The first to separate themselves were the non-Russian peoples of the borderlands. After the Bolshevik coup, one ethnic minority after another declared independence from Russia, partly to realize its national aspirations, partly to escape Bolshevism and the looming civil war. For justification they could refer to the “Declaration of the Rights of the Nations of Russia,” which the Bolsheviks had issued on November 2, 1917, over the signatures of Lenin and Stalin. Made public without prior approval of any Soviet institution, it granted the peoples of Russia “free self-determination, including the right of separation and the formation of an independent state.” Finland was the first to declare herself independent (December 6, 1917, NS); she was followed by Lithuania (December 11), Latvia (January 12, 1918), the Ukraine (January 22), Estonia (February 24), Transcaucasia (April 22), and Poland (November 3) (all dates are new style). These separations reduced the Communist domain to territories inhabited by Great Russians—that is, to the Russia of the mid-seventeenth century.

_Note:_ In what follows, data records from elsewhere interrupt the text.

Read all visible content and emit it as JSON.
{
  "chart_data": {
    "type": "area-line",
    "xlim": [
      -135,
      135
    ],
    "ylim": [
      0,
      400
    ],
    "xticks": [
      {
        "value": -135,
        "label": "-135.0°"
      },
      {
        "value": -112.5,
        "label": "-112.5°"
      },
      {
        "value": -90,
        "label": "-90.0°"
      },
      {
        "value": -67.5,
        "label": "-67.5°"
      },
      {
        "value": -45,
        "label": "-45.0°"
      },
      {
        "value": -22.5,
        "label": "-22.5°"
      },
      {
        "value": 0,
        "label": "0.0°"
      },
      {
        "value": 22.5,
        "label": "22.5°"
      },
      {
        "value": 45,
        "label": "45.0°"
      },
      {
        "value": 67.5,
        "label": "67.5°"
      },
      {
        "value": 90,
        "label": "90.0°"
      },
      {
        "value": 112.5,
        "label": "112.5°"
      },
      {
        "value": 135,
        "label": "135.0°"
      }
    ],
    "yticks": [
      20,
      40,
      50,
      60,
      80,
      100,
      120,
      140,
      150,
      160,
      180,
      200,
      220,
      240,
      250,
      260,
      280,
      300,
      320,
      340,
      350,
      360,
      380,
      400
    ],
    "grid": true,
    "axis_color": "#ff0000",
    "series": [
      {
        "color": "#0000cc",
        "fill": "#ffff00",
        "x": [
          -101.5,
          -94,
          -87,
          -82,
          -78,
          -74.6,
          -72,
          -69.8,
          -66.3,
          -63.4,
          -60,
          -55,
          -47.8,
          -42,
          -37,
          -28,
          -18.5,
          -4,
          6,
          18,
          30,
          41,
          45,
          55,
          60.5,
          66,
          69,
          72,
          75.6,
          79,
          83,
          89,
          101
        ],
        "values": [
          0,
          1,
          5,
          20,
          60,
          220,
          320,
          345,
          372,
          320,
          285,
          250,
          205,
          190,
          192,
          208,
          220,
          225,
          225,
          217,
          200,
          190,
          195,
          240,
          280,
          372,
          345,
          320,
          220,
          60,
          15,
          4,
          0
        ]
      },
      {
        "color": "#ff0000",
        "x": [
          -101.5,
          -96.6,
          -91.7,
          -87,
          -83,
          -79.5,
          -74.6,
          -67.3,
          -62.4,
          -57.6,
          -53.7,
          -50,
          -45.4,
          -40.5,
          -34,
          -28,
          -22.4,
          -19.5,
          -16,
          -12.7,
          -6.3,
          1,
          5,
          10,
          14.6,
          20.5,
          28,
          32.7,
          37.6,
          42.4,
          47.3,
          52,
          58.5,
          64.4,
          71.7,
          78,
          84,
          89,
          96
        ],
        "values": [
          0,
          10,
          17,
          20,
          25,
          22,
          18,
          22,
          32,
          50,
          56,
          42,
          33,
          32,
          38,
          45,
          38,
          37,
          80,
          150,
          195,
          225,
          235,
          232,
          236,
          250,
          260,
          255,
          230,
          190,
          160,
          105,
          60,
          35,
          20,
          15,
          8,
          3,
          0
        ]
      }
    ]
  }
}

The process of dismemberment was not confined to the borderlands: centrifugal forces emerged also within Great Russia, as province after province went its own way, claiming independence from central authority. This process was facilitated by the official slogan “All Power to the Soviets,” which allowed regional soviets at different levels—region (oblast’), province (guberniia), district (uezd), and even volost’ and selo—to claim sovereignty. The result was chaos:
There were city soviets, village soviets, selo soviets, and suburban soviets. These soviets acknowledged no one but themselves, and if they did acknowledge, it was only “up to the point” that happened to have been advantageous to them. Every soviet lived and struggled as the immediate surrounding conditions dictated, and as it could and wanted to. They had no, or virtually no … bureaucratic soviet structures.16
In an attempt to bring some order the Bolshevik Government created in the spring of 1918 territorial entities called oblasti. There were six of them, each composed of several provinces and enjoying quasi-sovereign status:* Moscow with nine adjoining provinces; the Urals, centered on Ekaterinburg; the “Toilers Commune of the North,” embracing seven provinces with the capital in Petrograd; Northwest, centered on Smolensk; West Siberia, with the center in Omsk; and Central Siberia, based on Irkutsk. Each had its own administration, staffed by socialist intelligentsia, and convened Congresses of Soviets. Some even had their own Councils of People’s Commissars. A conference of the soviets of the Central Siberian Region held in Irkutsk in February 1918 rejected the peace treaty with Germany which the Soviet Government was about to sign and, to demonstrate its independence, appointed its own Commissar of Foreign Affairs.17
Here and there gubernii proclaimed themselves “republics.” This happened in Kazan, Kaluga, Riazan, Ufa, and Orenburg. Some of the non-Russian peoples living in the midst of Russians, such as the Bashkirs and Volga Tatars, also formed national republics. One count indicates that on the territory of the defunct Russian Empire there existed in June 1918 at least thirty-three “governments.”18 To have its decrees and laws implemented, the central government often had to request the assistance of these ephemeral entities.